The furniture was put in store and a new team of 15 builders moved onto the site. They withdrew temporarily recently as the flow of payments was too slow, but have now returned. Mr Maddison is becoming increasingly worried about when he will be able to move back into his home.

But to cap it all, Foundation 15 is part of MMI. When it stopped paying claims last week, Mr Maddison was terrified that his rent would not be paid and his house would be left half-finished, leaving him with nowhere to live and an uninhabitable house.

Last Tuesday MMI said that it was resuming claims payments. But the next day Mr Maddison was told that there was no-one senior enough at the company to authorise further payments immediately.

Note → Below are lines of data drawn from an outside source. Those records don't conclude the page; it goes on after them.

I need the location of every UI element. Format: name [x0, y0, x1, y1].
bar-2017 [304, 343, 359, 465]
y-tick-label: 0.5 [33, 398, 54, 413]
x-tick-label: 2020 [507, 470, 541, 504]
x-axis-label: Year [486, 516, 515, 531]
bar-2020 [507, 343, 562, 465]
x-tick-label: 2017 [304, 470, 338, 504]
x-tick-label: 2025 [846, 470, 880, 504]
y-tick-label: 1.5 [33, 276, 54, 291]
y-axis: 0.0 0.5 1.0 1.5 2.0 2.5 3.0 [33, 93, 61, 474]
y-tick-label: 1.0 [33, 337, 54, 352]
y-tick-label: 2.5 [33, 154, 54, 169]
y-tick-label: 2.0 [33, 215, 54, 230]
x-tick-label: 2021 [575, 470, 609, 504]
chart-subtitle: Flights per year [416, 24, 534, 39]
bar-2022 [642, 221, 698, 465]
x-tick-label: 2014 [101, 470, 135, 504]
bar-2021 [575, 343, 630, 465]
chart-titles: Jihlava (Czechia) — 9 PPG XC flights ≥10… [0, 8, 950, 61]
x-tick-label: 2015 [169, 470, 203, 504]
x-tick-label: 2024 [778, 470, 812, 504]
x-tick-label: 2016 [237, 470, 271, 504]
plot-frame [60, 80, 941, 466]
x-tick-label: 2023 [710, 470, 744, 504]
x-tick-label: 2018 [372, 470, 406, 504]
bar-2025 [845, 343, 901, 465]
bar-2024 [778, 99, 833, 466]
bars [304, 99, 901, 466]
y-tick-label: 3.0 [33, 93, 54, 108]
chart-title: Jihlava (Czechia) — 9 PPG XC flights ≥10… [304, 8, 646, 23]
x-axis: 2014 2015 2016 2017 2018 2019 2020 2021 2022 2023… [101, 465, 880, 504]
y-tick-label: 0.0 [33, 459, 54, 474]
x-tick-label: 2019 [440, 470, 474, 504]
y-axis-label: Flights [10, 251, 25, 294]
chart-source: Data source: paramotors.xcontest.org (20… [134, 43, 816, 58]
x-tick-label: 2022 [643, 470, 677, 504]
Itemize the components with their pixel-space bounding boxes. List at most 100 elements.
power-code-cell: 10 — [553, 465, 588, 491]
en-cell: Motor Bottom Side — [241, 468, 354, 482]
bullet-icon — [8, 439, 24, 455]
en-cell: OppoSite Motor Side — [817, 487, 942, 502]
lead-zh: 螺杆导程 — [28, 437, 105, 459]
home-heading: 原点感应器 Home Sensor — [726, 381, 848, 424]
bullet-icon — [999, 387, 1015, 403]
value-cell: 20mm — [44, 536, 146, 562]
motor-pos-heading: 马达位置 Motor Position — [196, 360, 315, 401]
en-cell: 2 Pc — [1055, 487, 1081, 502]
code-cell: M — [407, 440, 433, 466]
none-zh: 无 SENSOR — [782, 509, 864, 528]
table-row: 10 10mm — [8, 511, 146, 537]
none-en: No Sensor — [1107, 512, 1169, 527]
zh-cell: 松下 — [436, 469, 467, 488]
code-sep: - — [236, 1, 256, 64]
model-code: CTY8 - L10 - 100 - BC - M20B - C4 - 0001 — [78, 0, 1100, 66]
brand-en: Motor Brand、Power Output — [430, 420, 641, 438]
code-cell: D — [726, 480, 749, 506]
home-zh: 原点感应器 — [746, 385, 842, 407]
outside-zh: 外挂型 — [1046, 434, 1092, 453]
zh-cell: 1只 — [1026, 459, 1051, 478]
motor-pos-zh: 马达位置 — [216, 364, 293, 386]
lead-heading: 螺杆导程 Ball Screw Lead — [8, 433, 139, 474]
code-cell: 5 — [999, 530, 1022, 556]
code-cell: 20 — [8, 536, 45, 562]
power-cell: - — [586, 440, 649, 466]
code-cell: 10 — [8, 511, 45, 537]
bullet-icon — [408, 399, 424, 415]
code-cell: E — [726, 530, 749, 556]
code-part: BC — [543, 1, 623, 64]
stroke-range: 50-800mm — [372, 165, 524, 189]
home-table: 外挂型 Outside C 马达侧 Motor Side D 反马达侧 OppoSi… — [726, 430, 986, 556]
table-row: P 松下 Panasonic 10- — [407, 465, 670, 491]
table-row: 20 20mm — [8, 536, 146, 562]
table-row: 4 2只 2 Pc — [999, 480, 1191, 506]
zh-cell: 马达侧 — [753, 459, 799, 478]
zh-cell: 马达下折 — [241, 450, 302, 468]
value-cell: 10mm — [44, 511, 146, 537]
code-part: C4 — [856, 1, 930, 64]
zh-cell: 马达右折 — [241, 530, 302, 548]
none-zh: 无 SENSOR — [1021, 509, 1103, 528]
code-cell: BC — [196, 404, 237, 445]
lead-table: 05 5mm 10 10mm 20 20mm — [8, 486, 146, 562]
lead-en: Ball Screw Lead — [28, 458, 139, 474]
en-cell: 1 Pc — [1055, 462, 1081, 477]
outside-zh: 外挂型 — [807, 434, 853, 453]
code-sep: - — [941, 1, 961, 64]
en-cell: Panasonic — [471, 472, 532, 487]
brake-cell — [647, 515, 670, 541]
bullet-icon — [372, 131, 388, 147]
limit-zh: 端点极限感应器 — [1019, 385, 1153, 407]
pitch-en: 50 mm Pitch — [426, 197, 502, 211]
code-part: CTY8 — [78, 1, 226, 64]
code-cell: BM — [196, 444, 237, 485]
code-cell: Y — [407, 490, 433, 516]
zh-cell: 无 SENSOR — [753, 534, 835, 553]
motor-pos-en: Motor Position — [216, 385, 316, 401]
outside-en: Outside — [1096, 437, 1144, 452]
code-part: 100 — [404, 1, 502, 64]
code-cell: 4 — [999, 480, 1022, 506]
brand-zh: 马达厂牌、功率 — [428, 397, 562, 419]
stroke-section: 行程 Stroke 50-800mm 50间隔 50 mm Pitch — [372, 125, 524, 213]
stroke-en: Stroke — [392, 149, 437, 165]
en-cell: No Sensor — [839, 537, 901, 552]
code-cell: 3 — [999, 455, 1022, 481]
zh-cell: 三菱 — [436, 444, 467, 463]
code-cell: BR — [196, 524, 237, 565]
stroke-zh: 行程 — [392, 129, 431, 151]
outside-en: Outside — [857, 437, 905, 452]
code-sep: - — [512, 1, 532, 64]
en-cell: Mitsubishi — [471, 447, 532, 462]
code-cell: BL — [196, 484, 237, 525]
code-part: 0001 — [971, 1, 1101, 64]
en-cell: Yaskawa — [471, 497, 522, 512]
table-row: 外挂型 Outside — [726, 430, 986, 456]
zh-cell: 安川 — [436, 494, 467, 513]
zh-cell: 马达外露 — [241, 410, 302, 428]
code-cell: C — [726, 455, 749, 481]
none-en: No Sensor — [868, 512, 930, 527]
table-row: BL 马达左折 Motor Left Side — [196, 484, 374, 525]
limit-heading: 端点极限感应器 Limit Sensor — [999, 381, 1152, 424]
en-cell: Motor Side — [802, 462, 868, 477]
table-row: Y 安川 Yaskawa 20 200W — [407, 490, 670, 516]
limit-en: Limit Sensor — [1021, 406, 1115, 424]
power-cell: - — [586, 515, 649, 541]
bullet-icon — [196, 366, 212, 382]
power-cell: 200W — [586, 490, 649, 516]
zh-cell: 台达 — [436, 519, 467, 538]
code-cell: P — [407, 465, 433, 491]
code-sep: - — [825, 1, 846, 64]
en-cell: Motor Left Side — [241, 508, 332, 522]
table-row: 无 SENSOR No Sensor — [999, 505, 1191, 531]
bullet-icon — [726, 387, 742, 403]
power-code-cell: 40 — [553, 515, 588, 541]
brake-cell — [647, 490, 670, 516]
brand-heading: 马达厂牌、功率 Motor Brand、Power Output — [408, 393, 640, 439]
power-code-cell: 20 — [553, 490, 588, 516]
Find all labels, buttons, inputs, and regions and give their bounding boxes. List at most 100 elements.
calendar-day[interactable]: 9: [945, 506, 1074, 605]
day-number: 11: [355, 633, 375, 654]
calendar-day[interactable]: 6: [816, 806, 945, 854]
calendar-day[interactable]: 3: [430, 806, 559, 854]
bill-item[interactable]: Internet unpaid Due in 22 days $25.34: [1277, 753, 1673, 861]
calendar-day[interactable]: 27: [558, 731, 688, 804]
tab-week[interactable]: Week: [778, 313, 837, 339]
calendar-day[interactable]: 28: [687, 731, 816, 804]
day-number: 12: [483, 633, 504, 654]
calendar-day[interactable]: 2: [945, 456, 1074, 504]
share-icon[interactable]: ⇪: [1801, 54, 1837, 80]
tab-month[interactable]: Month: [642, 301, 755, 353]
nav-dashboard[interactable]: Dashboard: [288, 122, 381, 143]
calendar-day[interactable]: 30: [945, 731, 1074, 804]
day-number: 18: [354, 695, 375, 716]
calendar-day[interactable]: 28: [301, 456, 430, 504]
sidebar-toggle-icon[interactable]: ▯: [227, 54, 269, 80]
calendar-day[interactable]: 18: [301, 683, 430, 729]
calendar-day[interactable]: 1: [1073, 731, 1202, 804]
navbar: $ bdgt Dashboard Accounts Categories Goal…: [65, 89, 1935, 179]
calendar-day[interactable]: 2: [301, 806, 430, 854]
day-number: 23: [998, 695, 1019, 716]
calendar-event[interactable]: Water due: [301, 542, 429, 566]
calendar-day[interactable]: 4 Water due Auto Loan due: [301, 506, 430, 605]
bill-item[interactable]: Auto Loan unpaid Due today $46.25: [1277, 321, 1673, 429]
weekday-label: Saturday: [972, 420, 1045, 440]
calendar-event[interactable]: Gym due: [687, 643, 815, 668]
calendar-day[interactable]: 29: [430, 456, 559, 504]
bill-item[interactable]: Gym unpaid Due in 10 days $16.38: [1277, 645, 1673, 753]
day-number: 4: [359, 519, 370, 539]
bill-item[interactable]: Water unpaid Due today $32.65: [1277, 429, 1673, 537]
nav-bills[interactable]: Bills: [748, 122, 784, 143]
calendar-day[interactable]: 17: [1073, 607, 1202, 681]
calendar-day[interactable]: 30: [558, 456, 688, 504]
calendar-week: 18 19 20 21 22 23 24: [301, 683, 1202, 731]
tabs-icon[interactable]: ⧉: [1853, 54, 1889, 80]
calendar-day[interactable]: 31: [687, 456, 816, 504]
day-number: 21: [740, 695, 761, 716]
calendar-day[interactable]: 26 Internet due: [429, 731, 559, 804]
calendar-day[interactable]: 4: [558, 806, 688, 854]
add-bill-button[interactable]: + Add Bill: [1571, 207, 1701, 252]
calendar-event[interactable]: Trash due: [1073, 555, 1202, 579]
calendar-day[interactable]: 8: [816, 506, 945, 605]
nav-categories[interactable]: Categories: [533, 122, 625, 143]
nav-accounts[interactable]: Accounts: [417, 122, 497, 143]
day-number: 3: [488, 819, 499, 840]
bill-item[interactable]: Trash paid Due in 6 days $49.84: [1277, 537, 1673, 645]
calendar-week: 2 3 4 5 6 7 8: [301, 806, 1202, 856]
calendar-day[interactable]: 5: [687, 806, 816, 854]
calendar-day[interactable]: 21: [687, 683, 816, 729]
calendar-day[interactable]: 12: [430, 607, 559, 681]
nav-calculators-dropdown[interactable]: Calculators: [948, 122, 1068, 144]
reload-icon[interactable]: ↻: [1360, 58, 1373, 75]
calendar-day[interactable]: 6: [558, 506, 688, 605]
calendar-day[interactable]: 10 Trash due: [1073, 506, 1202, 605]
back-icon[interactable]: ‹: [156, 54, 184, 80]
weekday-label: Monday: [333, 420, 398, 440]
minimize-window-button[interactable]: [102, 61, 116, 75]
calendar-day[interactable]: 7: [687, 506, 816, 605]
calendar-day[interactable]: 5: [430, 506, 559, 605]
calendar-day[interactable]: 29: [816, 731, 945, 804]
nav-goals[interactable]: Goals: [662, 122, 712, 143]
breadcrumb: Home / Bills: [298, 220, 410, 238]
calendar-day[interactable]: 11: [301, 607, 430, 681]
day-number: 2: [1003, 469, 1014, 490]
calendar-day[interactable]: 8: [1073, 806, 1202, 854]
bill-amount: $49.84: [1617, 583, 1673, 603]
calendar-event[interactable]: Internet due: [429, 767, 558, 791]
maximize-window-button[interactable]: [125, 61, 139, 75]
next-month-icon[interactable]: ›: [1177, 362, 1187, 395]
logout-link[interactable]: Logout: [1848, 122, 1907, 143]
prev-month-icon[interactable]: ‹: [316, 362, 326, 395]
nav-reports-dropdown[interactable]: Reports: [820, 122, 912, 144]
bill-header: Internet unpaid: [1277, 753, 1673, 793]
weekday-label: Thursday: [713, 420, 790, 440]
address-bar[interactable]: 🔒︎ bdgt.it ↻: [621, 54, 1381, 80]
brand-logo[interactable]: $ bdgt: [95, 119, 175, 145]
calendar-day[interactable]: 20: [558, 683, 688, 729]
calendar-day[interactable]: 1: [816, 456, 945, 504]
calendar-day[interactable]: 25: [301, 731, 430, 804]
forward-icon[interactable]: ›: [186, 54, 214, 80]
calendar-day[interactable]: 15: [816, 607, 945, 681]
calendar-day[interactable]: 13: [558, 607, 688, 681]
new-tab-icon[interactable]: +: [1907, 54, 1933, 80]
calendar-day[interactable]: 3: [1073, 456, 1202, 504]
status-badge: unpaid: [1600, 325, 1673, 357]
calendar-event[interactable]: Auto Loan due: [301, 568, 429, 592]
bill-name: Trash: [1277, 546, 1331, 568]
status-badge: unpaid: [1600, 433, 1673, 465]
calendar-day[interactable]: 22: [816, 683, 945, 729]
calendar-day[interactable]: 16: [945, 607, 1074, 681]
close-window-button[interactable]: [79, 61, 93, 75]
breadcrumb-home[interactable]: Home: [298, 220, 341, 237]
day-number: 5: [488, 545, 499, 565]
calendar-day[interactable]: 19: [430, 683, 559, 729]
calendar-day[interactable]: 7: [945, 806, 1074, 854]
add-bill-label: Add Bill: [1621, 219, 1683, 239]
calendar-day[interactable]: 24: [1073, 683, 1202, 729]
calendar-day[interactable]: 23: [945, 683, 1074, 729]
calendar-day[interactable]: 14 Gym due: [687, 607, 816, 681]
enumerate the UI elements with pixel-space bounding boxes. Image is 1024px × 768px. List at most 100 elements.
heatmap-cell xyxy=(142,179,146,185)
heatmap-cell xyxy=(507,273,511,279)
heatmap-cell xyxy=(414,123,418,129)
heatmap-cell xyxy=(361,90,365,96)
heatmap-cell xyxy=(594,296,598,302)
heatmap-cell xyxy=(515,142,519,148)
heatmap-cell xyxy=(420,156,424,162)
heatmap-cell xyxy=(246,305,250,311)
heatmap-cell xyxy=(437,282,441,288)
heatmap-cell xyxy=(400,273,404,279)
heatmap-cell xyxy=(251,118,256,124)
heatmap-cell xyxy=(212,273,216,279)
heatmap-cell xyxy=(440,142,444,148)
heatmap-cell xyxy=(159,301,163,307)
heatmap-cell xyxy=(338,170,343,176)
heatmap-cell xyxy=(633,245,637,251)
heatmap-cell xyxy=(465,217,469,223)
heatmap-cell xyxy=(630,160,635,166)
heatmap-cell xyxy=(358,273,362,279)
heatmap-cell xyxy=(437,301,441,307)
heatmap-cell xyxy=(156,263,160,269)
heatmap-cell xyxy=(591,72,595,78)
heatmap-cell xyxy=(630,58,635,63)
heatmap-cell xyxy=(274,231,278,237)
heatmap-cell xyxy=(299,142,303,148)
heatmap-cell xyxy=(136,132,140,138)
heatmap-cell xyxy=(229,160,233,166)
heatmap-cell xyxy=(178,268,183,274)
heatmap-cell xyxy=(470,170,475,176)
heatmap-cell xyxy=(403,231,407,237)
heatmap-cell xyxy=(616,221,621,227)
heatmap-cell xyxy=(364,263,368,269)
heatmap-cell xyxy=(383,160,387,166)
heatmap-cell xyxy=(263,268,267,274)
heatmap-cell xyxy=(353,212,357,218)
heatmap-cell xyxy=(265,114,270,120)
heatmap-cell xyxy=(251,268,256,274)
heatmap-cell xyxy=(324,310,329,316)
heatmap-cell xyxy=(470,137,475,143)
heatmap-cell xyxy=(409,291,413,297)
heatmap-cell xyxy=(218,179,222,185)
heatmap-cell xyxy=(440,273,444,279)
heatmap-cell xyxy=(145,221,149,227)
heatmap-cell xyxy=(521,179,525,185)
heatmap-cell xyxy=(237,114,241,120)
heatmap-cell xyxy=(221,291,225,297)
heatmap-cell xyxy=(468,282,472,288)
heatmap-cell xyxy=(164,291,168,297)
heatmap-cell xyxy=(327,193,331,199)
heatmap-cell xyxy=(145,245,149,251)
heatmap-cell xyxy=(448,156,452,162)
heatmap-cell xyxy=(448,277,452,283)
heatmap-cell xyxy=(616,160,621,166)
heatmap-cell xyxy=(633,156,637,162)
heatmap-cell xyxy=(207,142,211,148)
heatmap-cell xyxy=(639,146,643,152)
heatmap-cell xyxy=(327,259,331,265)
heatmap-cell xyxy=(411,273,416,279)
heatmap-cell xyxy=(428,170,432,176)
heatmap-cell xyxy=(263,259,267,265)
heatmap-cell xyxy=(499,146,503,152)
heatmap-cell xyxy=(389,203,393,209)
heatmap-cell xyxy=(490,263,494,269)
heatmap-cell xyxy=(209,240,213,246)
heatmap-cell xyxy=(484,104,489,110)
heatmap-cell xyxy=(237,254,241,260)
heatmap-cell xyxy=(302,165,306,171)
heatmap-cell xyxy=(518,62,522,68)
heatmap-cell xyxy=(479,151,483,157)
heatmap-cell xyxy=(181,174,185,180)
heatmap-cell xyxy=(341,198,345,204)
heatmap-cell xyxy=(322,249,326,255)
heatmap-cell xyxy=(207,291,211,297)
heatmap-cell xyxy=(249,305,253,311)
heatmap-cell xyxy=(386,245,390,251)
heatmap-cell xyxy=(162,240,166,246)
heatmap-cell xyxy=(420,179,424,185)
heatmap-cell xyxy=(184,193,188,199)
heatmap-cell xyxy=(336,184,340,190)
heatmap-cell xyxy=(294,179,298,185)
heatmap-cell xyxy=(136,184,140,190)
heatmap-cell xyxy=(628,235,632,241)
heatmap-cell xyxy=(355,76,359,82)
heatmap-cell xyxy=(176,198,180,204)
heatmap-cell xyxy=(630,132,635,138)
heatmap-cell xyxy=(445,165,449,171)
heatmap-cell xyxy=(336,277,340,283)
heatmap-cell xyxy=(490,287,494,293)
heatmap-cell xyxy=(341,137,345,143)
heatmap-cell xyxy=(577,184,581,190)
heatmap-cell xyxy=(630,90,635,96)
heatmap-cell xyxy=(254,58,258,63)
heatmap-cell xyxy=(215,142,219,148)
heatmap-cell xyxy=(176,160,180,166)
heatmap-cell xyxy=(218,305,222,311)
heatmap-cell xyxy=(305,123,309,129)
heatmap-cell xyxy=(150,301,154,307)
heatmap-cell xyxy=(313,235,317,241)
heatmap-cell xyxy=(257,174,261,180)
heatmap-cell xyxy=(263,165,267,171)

Foundation 15 was launched in 1989 and covers 2,500 to 3,000 builders. It has been covering 12,000 homes over the past year.

It had already paid out pounds 2,000 to Mr Maddison for rent and travelling expenses to the site until 27 November.

It had also paid around pounds 150,000 for building work and Mr Maddison estimates that a further pounds 70,000 is needed to complete the job.

This will double the eventual cost of the project from pounds 220,000 to pounds 440,000. 'It is always much more expensive to put things right than building from scratch,' said Mr Maddison.

Foundation 15 is using loss adjusters McLarens of Leeds to supervise the work. Alan Atwood of McLarens refused to comment on the case.

Meanwhile, MMI has accepted that the individual parts of the insurance company will be sold separately.

Brian Wright, group chief executive, said: 'We took the decision to suspend payment of claims temporarily, while we took stock of the situation. We have been concerned throughout to proceed cautiously and in the best interests of all our policyholders.'

MMI says it has potential buyers for Foundation 15 as well as the household, motor, health, life, pensions and unit trust businesses.